Recipe by Local Roots recipe contributor, Chef Casey Corn @casey_corn
The first recipe I ever developed and perfected was a lemony alfredo sauce...and to this day it's still one of my favorites. The beautiful cremini mushrooms from Local Roots inspired me to update this recipe, not only adding in the delicious umami flavor from the mushrooms, but also turning it into my favorite thing ever...mac and cheese. It serves 4-6, but you're not going to want to share.
1 lb linguine or fettuccine
1 lb cremini mushrooms
½ c unsalted or cultured butter
½ c all purpose flour
2 c heavy whipping cream
3 c grated parmesan
1 tsp kosher salt
¼ tsp ground white pepper
¼ c grated mozzarella (optional)
zest of one lemon
1. Bring a pot of heavily salted water to a boil. Cook pasta to package instructions, and before draining, reserve 1 cup of pasta water.
2. Separate the mushroom caps from the stems, and reserve stems for stock, or something else. Finely dice the mushroom caps.
3. Heat a large saute pan over medium heat, and when hot, add diced mushrooms. Dry fry the mushrooms. Because of the quantity of mushrooms, they may release a lot of water, making the mushrooms boil instead of fry. Just turn up the heat until all liquid has boiled off, stirring to keep them from sticking to the pan.

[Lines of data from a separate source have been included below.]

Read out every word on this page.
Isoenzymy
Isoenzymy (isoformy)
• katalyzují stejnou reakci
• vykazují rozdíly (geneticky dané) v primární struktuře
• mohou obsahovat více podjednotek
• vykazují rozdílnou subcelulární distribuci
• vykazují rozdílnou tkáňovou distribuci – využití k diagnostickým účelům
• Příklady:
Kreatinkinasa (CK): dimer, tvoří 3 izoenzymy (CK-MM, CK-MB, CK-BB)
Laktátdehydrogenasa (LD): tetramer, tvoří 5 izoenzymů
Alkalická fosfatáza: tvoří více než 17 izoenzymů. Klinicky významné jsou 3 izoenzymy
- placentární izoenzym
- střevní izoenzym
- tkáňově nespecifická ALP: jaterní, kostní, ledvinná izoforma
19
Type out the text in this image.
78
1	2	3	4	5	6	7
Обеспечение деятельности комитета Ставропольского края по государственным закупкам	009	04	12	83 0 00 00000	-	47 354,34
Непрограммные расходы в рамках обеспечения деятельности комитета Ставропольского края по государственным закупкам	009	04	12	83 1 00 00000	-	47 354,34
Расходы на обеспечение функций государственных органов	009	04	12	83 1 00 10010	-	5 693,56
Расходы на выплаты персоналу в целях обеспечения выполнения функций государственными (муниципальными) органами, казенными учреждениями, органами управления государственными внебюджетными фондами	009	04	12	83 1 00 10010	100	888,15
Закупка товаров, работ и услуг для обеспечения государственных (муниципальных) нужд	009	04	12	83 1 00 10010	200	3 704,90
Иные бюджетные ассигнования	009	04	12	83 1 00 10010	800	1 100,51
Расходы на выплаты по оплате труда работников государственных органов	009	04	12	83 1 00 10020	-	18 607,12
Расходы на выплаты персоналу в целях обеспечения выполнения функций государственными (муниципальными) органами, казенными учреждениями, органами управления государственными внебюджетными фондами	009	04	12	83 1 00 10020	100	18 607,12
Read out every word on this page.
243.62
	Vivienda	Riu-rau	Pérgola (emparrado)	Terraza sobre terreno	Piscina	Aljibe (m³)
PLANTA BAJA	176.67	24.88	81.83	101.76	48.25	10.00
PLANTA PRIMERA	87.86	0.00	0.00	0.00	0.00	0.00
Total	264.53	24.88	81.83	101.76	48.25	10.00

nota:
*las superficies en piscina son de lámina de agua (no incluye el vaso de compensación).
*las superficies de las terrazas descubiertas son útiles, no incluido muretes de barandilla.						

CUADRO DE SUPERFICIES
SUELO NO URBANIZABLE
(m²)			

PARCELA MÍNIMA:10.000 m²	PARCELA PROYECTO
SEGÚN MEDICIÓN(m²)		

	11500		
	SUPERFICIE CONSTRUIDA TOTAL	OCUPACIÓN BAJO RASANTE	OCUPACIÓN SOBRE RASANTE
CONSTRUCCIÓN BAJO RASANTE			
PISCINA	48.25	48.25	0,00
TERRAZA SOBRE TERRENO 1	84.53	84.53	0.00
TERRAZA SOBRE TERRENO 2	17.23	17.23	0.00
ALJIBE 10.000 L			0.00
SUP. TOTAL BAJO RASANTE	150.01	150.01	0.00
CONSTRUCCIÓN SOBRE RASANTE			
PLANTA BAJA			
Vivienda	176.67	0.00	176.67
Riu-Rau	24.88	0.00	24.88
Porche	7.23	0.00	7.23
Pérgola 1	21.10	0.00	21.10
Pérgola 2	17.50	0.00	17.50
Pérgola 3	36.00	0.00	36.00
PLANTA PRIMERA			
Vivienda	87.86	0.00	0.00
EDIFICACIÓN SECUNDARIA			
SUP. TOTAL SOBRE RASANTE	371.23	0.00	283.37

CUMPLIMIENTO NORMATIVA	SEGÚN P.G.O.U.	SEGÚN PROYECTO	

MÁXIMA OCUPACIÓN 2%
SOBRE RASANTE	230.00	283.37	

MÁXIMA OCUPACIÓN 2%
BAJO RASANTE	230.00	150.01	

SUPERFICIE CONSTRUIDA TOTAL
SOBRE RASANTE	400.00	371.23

4. When all the liquid has boiled off, lower the heat and add in the butter. Let the butter melt into the mushrooms, then season with salt and pepper. Add in flour, and cook until the mixture thickens, about 3-5 minutes. Keep an eye on the temperature so that the butter doesn’t brown.
5. Add in pasta water and heavy cream, and whisk to combine. Bring the temperature up a little to medium, and whisk occasionally, allowing sauce to thicken. Stir in the lemon zest. Turn off heat and whisk in 2½ cups of the parmesan.
6. Toss the noodles into the sauce until very well combined. Sprinkle the top with the remaining parmesan, and mozzarella if using. Place under a high broiler until golden on top, then serve!